Before initiating a debugging session, we must ensure that the binaries that we will be operating on have been built with compiler-optimizations disabled. The following sysbox Makefile targets have been created for this purpose:
sysbox-debug
sysbox-runc-debug
sysbox-fs-debug
sysbox-mgr-debug
Example:
$ make sysbox-debug && sudo make install
In some cases, it's desirable to debug process initialization phases, so in
those cases we must pick a convenient location where to place a sleep
instruction that provides user with enough time to launch the debugger.
Example (sysbox-runc):
diff --git a/create.go b/create.go
index bb551950..a2b29beb 100644
--- a/create.go
+++ b/create.go
@@ -2,6 +2,7 @@ package main
import (
"os"
+ "time"
@@ -59,6 +60,7 @@ command(s) that get executed on start, edit the args parameter of the spec. See
if err := revisePidFile(context); err != nil {
return err
}
+ time.Sleep(time.Second * 30)
if err := sysbox.CheckHostConfig(context); err != nil {
return err
}
Even though GDB offers Golang support, in reality there are a few key features missing today, such as proper understanding of Golang's concurrency constructs (e.g. goroutines). In consequence, in this document i will be focusing on Delve debugger, which is not as feature-rich as the regular GDB, but it fully supports Golang's runtime.

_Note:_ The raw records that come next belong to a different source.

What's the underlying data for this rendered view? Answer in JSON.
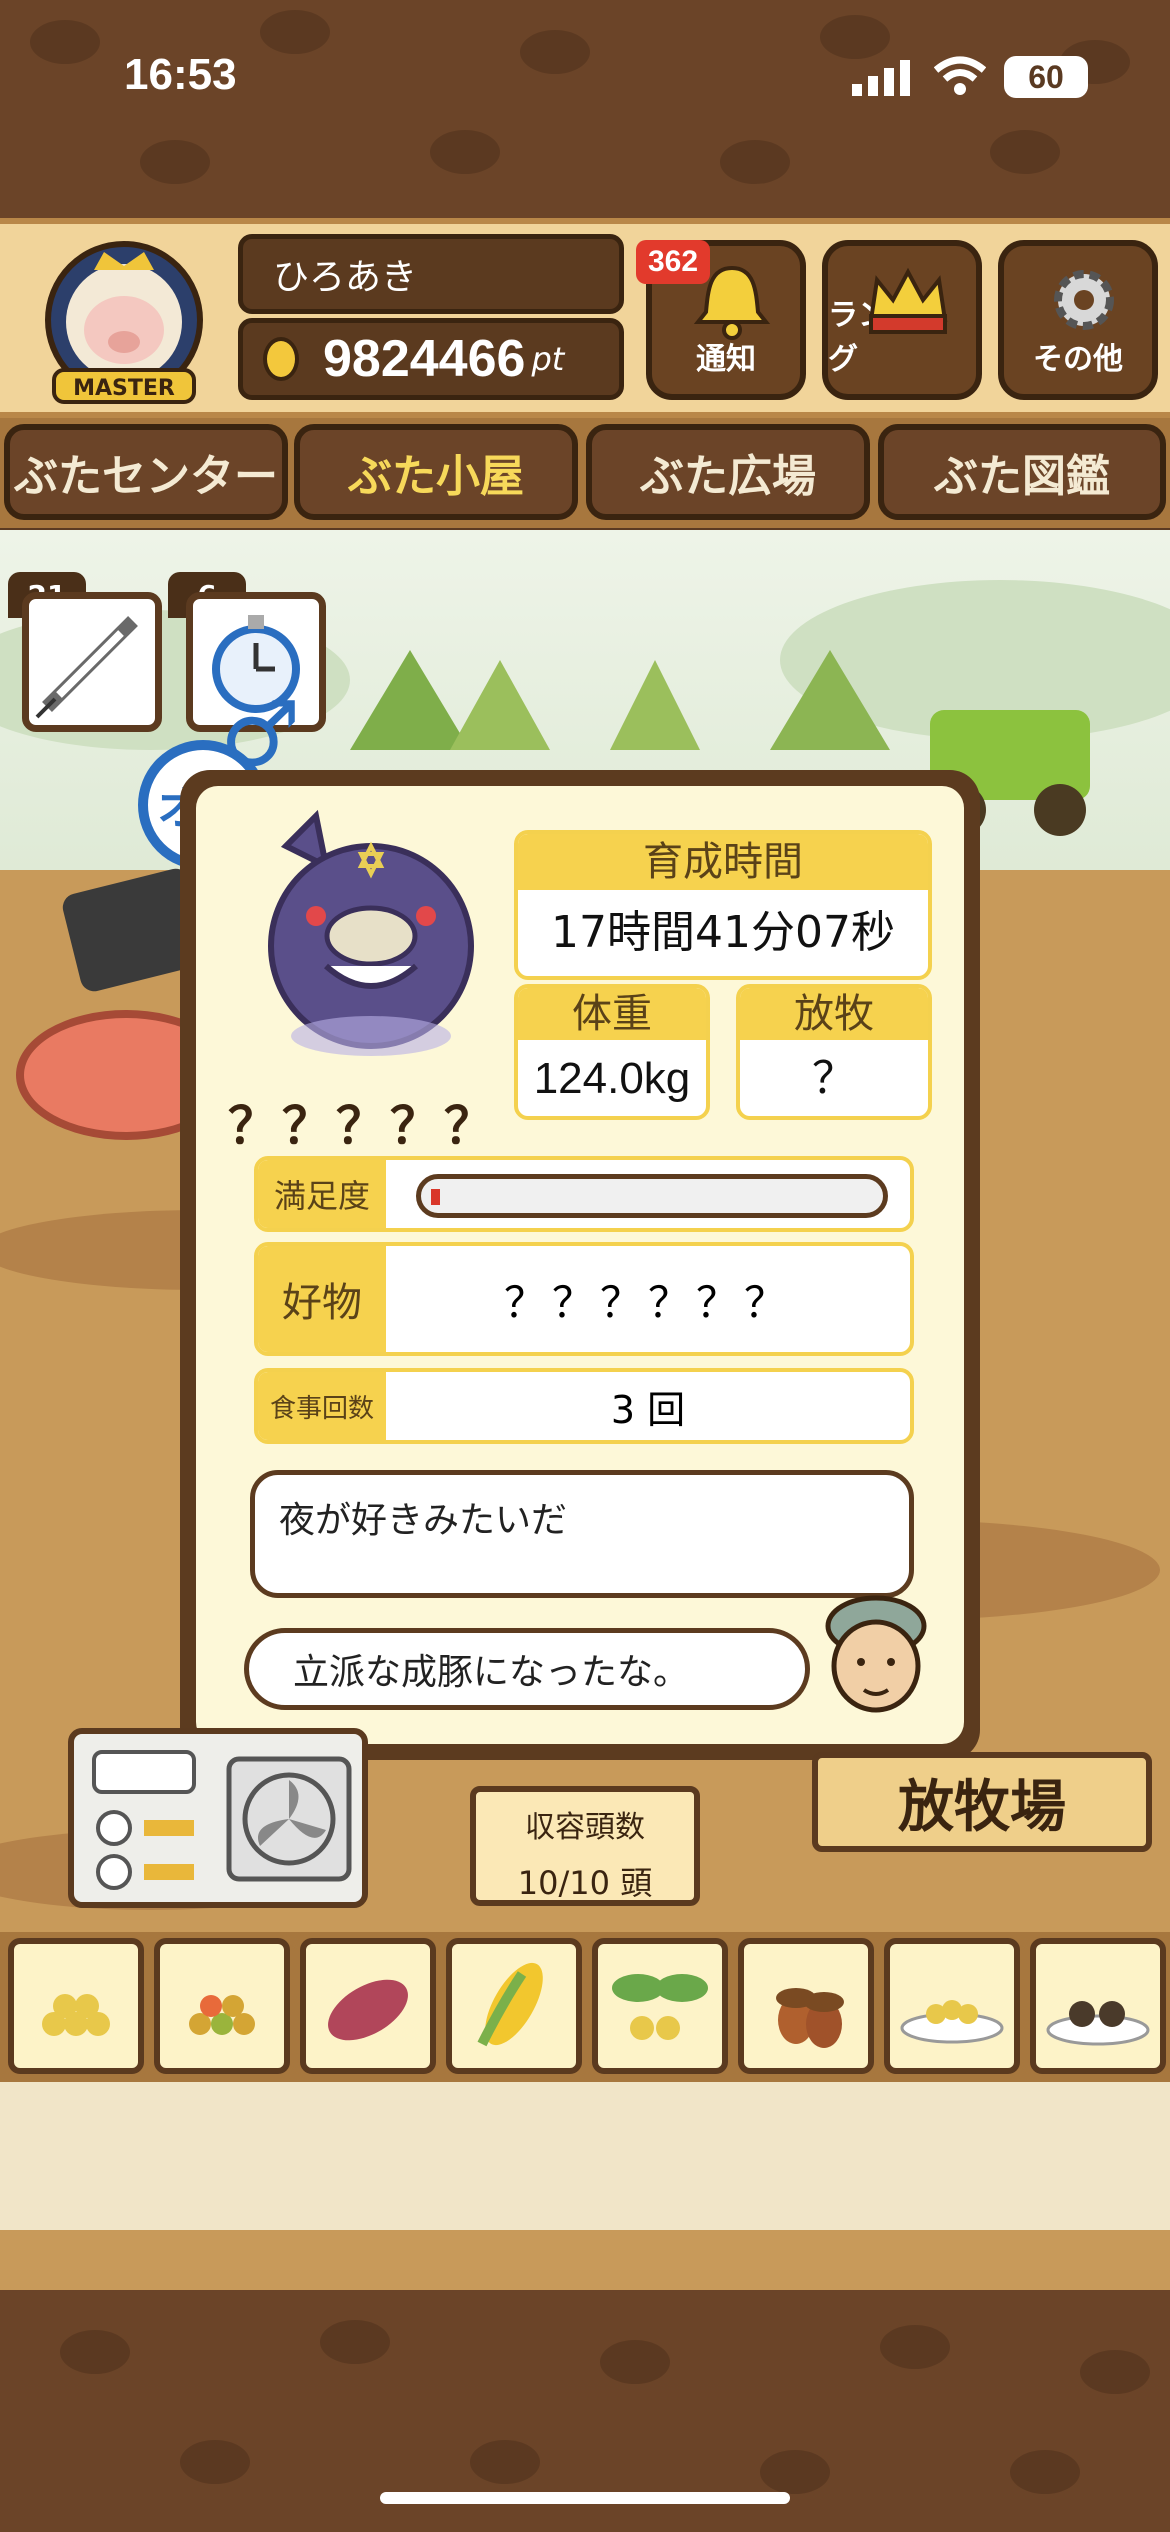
{
  "status_bar": {
    "time": "16:53",
    "battery": "60"
  },
  "user": {
    "name": "ひろあき",
    "points": "9824466",
    "points_unit": "pt",
    "rank_badge": "MASTER"
  },
  "header_buttons": [
    {
      "label": "通知",
      "badge": "362",
      "icon": "bell-icon"
    },
    {
      "label": "ランキング",
      "icon": "crown-icon"
    },
    {
      "label": "その他",
      "icon": "gear-icon"
    }
  ],
  "tabs": [
    {
      "label": "ぶたセンター"
    },
    {
      "label": "ぶた小屋",
      "active": true
    },
    {
      "label": "ぶた広場"
    },
    {
      "label": "ぶた図鑑"
    }
  ],
  "items": [
    {
      "count": "21",
      "icon": "syringe-icon"
    },
    {
      "count": "6",
      "icon": "stopwatch-icon"
    }
  ],
  "gender": {
    "label": "オス",
    "symbol": "♂"
  },
  "pig": {
    "name": "？？？？？",
    "growth_time_label": "育成時間",
    "growth_time": "17時間41分07秒",
    "weight_label": "体重",
    "weight": "124.0kg",
    "graze_label": "放牧",
    "graze": "？",
    "satisfaction_label": "満足度",
    "satisfaction": 0.02,
    "favorite_label": "好物",
    "favorite": "？？？？？？",
    "meals_label": "食事回数",
    "meals": "3 回",
    "hint": "夜が好きみたいだ",
    "comment": "立派な成豚になったな。"
  },
  "capacity": {
    "label": "収容頭数",
    "value": "10/10 頭"
  },
  "pasture_sign": "放牧場",
  "foods": [
    {
      "icon": "grain-pile-icon"
    },
    {
      "icon": "mixed-grain-icon"
    },
    {
      "icon": "sweet-potato-icon"
    },
    {
      "icon": "corn-icon"
    },
    {
      "icon": "beans-icon"
    },
    {
      "icon": "acorn-icon"
    },
    {
      "icon": "soybean-plate-icon"
    },
    {
      "icon": "truffle-plate-icon"
    }
  ],
  "colors": {
    "accent_yellow": "#f6d24e",
    "wood_dark": "#5b3a1f",
    "panel_bg": "#fdf8d8",
    "male_blue": "#2a6ec0"
  }
}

Luckily, most of the existing Delve instructions fully match GDB ones, so I will mainly concentrate on those that (slightly) deviate.
-
Installation:
rodny@vm-1:~$ go get -u github.com/derekparker/delve/cmd/dlv
-
Change working directory to the sysbox workspace location:
rodny@vm-1:~$ cd ~/wsp/sysbox
-
Attaching to a running process:
Let's pick sysbox-runc as an example. First, we need to find the PID of the running sysbox-runc process. Use
pstree -SlpgT | grep sysbox
orps -ef | grep sysbox
to help with this.Then start the debugger and attach it to the sysbox-runc process via the PID:
rodny@vm-1:~/wsp/sysbox/sysbox$ sudo env "PATH=$PATH" env "GOROOT=$GOROOT" env "GOPATH=$GOPATH" env "PWD=$PWD" $(which dlv) attach $(pidof sysbox-runc)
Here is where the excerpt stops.